Statistiken zeigen tatsächlich, dass die meisten Frauen nach der Familienphase Teilzeit arbeiten gehen, sagt Genderforscherin Yvonne Lott. Wenn man aber genau hinschaut, sind das keine wirklichen Entscheidungen, sondern die Folgen von Notwendigkeiten der Familienarbeit:
Wenn sich wirklich alle nur auf den Beruf fokussieren würden
Würden sich alle erwachsenen Menschen, die privat auch Eltern sind, sich tatsächlich nur auf ihren Beruf und ihre Ziele konzentrieren, liefen viele Kinder ständig in Hochwasserhosen, zu kleinen Schuhen und ohne Mütze herum, hätten keine Ersatzwäsche im Kindergartenfach, würden keine Familienfeste erleben. Denn wer zusätzlich zum Beruf den Berg der tausend Kleinigkeiten im Familienleben schultert, hat an anderer Stelle weniger Zeit und Energie, bestätigt Wissenschaftler Zacher:
Zeit und Energie sind begrenzte Ressourcen, die wir zur Verfügung haben, und die Zeit, die wir in die Familie investieren, fehlt uns dann an anderer Stelle.

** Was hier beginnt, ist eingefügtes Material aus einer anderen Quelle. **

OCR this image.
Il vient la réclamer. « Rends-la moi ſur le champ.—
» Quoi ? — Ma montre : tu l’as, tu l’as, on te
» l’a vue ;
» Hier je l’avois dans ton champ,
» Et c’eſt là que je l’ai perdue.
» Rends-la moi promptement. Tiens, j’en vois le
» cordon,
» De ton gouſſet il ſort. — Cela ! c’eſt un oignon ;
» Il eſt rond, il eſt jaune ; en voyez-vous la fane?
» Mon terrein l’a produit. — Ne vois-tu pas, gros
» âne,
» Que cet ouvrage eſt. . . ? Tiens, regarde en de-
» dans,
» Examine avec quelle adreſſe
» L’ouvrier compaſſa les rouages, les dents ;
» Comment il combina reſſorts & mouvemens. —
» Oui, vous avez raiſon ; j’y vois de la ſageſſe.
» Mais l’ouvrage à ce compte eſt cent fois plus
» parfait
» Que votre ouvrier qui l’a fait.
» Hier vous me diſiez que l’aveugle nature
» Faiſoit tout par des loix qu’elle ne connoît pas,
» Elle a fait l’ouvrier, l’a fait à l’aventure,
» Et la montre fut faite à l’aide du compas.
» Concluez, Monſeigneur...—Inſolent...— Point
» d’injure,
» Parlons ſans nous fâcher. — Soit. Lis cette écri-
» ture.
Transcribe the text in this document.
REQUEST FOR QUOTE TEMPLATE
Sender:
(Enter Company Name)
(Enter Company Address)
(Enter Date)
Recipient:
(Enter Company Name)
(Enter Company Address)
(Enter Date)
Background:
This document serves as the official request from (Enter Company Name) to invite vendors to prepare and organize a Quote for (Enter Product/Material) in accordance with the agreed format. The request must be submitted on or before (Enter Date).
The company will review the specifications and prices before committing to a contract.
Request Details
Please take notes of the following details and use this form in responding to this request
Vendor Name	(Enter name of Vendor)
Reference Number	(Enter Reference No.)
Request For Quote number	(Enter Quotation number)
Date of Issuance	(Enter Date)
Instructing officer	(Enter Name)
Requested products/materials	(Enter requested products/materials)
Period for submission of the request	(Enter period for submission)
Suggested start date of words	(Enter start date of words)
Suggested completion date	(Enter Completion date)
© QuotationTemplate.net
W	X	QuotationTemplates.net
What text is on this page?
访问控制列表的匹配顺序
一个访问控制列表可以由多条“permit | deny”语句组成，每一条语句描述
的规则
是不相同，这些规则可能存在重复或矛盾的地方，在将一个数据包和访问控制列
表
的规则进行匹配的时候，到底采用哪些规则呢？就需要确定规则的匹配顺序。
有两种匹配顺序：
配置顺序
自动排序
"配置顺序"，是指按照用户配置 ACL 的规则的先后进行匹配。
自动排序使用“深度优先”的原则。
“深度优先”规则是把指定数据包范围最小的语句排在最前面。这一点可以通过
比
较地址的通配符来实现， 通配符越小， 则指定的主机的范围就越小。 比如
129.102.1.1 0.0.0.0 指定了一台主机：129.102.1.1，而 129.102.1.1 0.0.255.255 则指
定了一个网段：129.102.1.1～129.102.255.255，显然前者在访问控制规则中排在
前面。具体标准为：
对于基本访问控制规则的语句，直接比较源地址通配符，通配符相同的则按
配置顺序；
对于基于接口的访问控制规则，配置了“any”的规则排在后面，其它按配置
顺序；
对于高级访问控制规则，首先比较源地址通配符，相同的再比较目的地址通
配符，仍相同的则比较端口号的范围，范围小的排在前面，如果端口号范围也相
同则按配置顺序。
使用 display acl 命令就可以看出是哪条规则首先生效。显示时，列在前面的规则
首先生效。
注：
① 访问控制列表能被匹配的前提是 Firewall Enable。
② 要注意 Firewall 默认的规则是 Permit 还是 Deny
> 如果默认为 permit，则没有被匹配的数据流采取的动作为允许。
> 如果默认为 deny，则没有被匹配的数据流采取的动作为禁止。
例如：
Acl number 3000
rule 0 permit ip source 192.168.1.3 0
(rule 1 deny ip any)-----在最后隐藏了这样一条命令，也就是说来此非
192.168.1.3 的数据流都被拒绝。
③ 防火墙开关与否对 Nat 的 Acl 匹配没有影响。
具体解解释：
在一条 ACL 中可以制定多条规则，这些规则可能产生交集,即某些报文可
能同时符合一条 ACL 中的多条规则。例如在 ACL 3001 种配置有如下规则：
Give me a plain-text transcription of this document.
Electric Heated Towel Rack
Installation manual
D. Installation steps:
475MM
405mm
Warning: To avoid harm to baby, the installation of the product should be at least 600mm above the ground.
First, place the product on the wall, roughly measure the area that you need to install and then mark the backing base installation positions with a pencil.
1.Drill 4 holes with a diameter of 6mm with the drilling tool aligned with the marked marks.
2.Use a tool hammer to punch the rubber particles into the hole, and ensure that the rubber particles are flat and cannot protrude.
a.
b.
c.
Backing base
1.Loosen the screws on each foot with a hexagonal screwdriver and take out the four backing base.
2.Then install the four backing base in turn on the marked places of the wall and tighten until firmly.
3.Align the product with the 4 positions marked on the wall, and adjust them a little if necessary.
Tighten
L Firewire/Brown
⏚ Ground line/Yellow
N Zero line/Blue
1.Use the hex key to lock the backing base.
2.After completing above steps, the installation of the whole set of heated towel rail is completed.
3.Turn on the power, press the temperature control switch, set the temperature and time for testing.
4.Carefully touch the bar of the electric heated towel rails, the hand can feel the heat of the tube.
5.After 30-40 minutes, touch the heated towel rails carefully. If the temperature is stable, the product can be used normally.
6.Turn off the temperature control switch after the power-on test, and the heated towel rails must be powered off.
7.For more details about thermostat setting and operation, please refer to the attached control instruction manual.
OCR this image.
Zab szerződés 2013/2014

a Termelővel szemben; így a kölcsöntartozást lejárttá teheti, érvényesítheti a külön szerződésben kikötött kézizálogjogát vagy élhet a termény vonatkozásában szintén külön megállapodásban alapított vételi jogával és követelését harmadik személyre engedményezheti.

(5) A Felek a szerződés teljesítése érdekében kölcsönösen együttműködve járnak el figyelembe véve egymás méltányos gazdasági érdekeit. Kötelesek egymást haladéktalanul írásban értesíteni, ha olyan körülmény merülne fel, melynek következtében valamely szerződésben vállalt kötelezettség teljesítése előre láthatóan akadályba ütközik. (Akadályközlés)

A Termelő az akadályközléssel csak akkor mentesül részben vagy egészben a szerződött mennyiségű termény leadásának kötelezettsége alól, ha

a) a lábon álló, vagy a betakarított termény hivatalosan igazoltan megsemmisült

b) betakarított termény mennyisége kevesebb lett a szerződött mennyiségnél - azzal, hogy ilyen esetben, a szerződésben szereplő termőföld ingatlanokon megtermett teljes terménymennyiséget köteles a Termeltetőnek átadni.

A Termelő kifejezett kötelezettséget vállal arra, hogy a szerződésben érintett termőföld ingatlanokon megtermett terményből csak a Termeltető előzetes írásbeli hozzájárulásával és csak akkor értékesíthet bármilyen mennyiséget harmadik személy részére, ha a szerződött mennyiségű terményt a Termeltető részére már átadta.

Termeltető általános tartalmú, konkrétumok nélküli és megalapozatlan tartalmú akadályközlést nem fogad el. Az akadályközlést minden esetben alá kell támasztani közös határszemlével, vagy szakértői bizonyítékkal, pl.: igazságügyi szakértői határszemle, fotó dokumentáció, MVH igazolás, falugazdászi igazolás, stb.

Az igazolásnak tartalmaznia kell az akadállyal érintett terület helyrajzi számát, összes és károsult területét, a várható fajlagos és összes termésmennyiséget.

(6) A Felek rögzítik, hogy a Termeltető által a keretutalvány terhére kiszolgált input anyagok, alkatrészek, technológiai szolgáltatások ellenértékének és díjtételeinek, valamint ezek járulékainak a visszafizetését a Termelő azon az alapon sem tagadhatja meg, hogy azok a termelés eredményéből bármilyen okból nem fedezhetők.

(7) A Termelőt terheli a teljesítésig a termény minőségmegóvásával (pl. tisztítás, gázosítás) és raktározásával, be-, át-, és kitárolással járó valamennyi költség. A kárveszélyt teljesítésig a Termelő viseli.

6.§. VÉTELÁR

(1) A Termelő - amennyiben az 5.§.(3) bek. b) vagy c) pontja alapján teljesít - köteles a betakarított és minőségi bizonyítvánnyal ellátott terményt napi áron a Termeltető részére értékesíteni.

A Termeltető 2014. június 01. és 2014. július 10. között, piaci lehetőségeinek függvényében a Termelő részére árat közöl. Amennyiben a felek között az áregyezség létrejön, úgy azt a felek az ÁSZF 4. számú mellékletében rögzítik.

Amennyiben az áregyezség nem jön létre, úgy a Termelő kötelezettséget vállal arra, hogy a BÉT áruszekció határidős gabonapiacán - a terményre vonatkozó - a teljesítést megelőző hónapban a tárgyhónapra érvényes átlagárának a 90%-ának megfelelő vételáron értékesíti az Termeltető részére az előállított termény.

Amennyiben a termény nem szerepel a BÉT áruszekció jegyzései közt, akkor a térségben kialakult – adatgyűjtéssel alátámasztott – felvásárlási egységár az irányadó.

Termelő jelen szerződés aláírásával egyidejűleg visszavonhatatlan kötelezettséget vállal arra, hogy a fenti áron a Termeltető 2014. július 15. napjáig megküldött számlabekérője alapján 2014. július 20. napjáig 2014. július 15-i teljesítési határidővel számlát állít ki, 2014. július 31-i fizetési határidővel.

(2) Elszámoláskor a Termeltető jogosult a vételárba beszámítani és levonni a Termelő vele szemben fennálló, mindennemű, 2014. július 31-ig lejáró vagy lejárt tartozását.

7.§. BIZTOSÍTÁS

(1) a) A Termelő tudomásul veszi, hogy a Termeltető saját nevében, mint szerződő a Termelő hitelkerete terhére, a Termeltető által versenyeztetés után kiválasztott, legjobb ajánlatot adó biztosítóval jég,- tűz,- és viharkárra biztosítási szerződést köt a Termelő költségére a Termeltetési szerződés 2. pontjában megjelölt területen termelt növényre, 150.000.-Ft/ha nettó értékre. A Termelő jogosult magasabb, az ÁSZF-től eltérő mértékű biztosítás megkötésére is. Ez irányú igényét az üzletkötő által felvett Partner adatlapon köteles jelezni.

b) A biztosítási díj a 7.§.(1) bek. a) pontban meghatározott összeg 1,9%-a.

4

Gesellschaftlich kursiert zwar das Bild von der "Supermutter", die alles unter einen Hut kriegt: Karriere und Kinder und nachts um elf den Adventskalender für den nächsten Morgen bestückt oder das Faschingskostüm näht, die Winterhandschuhe heraussucht und nebenher die Wadenwickel beim fiebrigen Kleinkind wechselt. Das Äquivalent dazu, den "Supervater", der Karriere und das gewaltige Familien-Allerlei managt - sprachlich gibt es das (noch) nicht, wenigstens nicht als stehenden Begriff mit dem dazugehörigen gesellschaftlichen Bild.